They would also do away with many restrictions regarding gun ownership and the types of weapons sold, since the Second Amendment does not include exceptions.

It sounds like a conservative paradise but, alas, Libertarians veer left when it comes to social issues. They have plenty to offer liberals too.

They believe individuals should be able to ingest whatever they want as long as they’re willing to accept the consequences, so they would legalize drugs. Prostitution, too, since that involves individual commerce and personal choices.

They believe abortion should be a choice between a woman, her doctor and anyone else she chooses to involve, but the state or feds have no business in the process.

They would open the borders, save some screening to keep out various miscreants. Their military involvement would be restricted only to direct threats to our borders or sovereignty, ending our involvement in the Middle East and bringing troops home from our far-flung outposts around the world.

They would halt nearly all internal surveillance programs since they can find no constitutional justification for them, and believe such programs insult individual liberty. They would also like to end civil forfeitures by law enforcement.

They oppose discrimination of any sort, directed at almost anyone. They believe people should be able to worship however they choose and should be left alone to do so. However, they oppose the recent spate of laws figuring out a way to allow businesses to discriminate against the LGBT community because, among other things, it impedes the free flow of commerce.

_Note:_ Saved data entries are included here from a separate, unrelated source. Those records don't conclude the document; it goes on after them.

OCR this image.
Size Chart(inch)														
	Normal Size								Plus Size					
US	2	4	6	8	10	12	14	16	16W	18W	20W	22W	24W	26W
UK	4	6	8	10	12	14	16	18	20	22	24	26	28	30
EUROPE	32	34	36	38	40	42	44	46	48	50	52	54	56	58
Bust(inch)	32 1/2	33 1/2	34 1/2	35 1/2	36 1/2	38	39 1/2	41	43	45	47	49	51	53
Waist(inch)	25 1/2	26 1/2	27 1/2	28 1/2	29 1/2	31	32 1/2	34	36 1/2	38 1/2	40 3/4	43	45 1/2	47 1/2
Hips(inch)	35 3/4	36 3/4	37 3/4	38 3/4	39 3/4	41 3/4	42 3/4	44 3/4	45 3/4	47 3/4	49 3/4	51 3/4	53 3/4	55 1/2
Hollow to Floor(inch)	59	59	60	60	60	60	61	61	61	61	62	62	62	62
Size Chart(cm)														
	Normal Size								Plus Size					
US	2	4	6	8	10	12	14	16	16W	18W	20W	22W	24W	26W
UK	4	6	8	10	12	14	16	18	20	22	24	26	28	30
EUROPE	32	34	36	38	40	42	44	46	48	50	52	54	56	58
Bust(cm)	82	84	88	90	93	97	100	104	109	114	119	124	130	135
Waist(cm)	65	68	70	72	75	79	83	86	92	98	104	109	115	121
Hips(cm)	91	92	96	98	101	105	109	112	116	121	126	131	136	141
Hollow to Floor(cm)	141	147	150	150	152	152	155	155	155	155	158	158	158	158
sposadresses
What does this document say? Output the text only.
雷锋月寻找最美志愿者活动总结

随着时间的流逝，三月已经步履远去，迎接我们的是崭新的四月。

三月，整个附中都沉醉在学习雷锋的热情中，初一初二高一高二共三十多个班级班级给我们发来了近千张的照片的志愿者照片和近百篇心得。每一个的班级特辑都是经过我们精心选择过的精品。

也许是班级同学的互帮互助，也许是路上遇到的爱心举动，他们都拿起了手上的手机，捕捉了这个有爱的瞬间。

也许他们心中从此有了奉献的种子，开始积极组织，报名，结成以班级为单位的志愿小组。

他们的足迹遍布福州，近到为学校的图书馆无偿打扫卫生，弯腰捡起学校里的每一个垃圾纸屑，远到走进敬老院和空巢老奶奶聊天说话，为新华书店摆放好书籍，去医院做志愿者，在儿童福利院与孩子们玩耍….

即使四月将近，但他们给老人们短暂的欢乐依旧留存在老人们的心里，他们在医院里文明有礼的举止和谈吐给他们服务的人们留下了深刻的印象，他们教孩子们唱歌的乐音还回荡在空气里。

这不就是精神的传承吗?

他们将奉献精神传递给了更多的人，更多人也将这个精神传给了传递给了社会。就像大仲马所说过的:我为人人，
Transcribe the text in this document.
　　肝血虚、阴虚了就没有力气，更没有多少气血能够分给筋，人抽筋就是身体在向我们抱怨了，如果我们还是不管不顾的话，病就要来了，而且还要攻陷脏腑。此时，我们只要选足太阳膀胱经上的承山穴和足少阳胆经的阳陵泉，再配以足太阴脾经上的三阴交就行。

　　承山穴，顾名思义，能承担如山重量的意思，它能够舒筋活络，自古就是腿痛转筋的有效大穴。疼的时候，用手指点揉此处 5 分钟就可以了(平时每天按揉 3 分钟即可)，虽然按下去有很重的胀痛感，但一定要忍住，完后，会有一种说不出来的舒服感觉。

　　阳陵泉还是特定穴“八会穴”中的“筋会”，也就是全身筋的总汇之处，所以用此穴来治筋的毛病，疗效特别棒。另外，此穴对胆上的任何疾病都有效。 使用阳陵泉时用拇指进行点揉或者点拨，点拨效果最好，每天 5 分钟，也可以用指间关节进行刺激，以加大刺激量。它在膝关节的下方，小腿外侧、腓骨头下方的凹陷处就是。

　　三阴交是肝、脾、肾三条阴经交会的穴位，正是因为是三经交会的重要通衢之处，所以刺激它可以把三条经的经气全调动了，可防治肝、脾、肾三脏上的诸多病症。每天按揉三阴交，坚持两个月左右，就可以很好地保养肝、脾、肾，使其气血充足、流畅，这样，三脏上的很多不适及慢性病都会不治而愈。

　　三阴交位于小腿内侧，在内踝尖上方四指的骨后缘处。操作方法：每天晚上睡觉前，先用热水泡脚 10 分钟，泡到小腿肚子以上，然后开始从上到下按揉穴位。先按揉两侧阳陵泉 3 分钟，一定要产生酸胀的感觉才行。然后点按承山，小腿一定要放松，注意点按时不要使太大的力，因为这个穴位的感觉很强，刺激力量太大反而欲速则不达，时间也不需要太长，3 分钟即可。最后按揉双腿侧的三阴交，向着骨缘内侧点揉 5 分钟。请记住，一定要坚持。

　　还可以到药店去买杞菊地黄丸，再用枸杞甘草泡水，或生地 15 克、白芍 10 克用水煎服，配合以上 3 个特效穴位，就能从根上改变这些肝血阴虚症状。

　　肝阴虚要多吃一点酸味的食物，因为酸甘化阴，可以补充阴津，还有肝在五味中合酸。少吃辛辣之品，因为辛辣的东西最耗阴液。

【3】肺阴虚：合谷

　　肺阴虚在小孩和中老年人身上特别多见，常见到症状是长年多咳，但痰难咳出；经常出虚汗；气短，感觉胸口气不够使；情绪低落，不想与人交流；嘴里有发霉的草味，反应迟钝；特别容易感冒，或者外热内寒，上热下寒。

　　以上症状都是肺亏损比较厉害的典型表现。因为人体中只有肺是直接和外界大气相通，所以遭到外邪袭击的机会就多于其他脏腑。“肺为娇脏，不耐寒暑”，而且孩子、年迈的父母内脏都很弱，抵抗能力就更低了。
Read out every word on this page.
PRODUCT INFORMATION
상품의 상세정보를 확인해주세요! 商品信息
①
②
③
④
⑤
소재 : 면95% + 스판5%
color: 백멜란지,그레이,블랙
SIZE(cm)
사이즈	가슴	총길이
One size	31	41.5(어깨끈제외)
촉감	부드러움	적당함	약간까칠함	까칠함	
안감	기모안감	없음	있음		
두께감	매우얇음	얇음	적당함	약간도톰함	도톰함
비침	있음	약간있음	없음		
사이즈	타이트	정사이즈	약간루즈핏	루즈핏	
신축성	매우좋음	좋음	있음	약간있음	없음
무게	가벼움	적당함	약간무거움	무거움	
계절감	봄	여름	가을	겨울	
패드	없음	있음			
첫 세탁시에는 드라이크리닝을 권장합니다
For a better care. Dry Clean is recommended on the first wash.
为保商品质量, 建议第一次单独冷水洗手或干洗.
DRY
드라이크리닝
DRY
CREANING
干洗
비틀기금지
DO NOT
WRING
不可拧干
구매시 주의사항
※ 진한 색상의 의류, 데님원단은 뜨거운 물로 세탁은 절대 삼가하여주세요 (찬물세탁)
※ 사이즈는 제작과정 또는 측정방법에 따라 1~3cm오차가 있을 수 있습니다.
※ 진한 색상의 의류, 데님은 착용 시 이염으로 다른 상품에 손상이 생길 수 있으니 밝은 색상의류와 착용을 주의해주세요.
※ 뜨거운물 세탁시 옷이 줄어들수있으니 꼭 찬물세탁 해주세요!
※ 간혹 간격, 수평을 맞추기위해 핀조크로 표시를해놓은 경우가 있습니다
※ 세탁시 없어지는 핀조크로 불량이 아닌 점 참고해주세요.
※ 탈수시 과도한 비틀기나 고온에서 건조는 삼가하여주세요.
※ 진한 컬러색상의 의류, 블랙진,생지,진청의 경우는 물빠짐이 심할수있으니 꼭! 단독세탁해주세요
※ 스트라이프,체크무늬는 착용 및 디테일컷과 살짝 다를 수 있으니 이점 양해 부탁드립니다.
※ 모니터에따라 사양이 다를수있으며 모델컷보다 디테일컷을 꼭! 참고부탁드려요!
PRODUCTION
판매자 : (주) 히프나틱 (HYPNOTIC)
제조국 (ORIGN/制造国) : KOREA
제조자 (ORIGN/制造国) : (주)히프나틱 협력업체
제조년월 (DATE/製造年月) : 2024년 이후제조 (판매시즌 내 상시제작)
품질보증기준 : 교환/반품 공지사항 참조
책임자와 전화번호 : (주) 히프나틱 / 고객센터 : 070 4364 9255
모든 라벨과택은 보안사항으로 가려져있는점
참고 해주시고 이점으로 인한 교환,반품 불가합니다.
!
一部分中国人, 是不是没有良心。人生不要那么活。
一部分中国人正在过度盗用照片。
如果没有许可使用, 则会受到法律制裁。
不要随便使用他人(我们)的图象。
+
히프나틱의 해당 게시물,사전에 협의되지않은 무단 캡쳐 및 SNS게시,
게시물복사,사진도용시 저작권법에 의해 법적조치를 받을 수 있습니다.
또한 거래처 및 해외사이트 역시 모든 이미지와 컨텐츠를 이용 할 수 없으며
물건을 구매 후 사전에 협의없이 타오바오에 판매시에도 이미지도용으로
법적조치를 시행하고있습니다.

Both traditional conservatives and liberals can fill about half their wish lists with the Libertarians. Maybe they can just ignore the other half.

Who benefits and who loses if the Libertarians pick up even 10 percent of the vote or win a state or two? Democrats believe conservatives are most likely to defect, the economic issues overriding the social issues.

Republicans don’t yet know what to think. They have a presumptive nominee many don’t trust and can barely abide. Is that enough to drive them, at least temporarily, into the political arms of another?

The Libertarian alternative is out there for the disgruntled. We’ll soon discover if those appalled by the Trump or Clinton choice will put their votes where their mouths are.